This is an old revision of the document!

Software clustering researchers have developed several evaluation methods for software clustering algorithms. This research is important because

Most software clustering work is evaluated based on case studies. It is important that the evaluation technique is not subjective.
Evaluation helps discover the strengths and weaknesses of the various software clustering algorithms. This allows the development of better algorithms through addressing the discovered weaknesses.
Evaluation can help indicate the types of system that are suitable for a particular algorithm. For instance, Mitchell et al. in “CRAFT: A Framework for Evaluating Software Clustering Results in the Absence of Benchmark Decompositions” paper think that Bunch may not be suitable for event-driven systems.

The importance of evaluating software clustering algorithms was first stated in 1995 by Lakhotia and Gravely in “Toward experimental evaluation of subsystem classification recovery techniques” paper. Since then, many approaches to this problem have been published in the literature. These can be divided in two categories:

Based on an authoritative decomposition
Not based on an authoritative decomposition

Evaluation based on authoritative decomposition

The main principle of evaluation based on an authoritative decomposition is that a clustering produced by an algorithm should resemble the clustering produced by some authority. Therefore, such evaluation methods provide the means to calculate the quality of an automatic decomposition by comparing it to the authoritative one.

The evaluation methods can be divided in two categories. The first category evaluates a software clustering approach based on the comparison between the authoritative decomposition and the automatic decomposition. A typical example of such a method is the MoJo distance in “MoJo: A Distance Metric for Software Clusterings” paper. Most of the evaluation methods that have been developed belong to this category.

Evaluation methods of the second category focus on the evaluation of a specific stage of the software clustering process. Such a method calculates the quality of a specific stage based on analysis of its inputs and outputs. For instance, an evaluation method, that focuses on the evaluation of the analysis phase, will take into account the input meta-model, compare the authoritative decomposition and the produced software clustering decomposition, and then calculate a number that reflects the quality of the produced decomposition. A typical example of such a method is EdgeSim in “Comparing the decompositions produced by software clustering algorithms using similarity measurements” paper.

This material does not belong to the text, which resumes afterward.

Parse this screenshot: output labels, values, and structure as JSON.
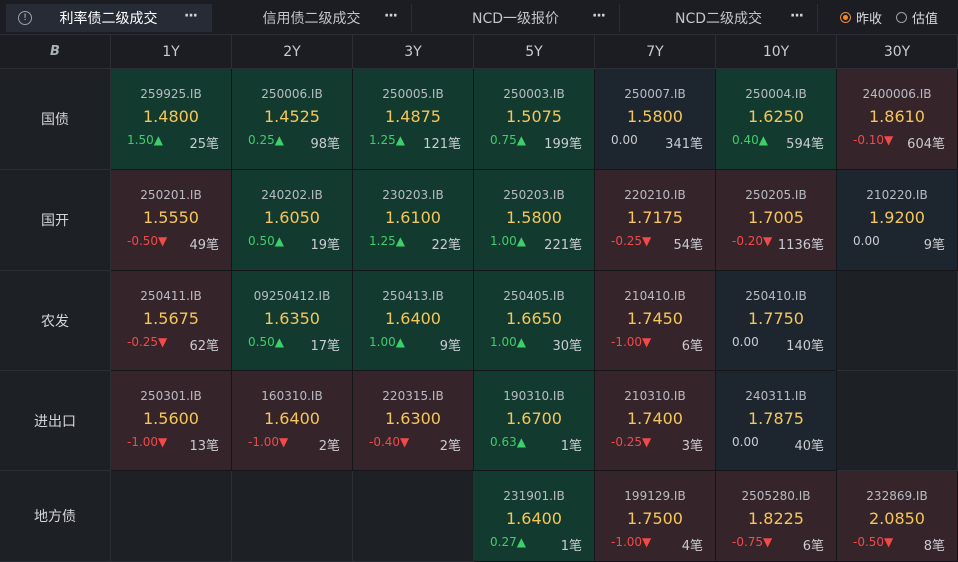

The main reason for the development of both types of evaluation methods is that the quality of a produced decomposition depends on the:

Selection of an appropriated clustering algorithm – A different clustering algorithm produces different outputs from the same factbase.
Selection of input parameters – A clustering algorithm might produce different outputs depending on selected input parameters, such as similarity function, input meta-model etc.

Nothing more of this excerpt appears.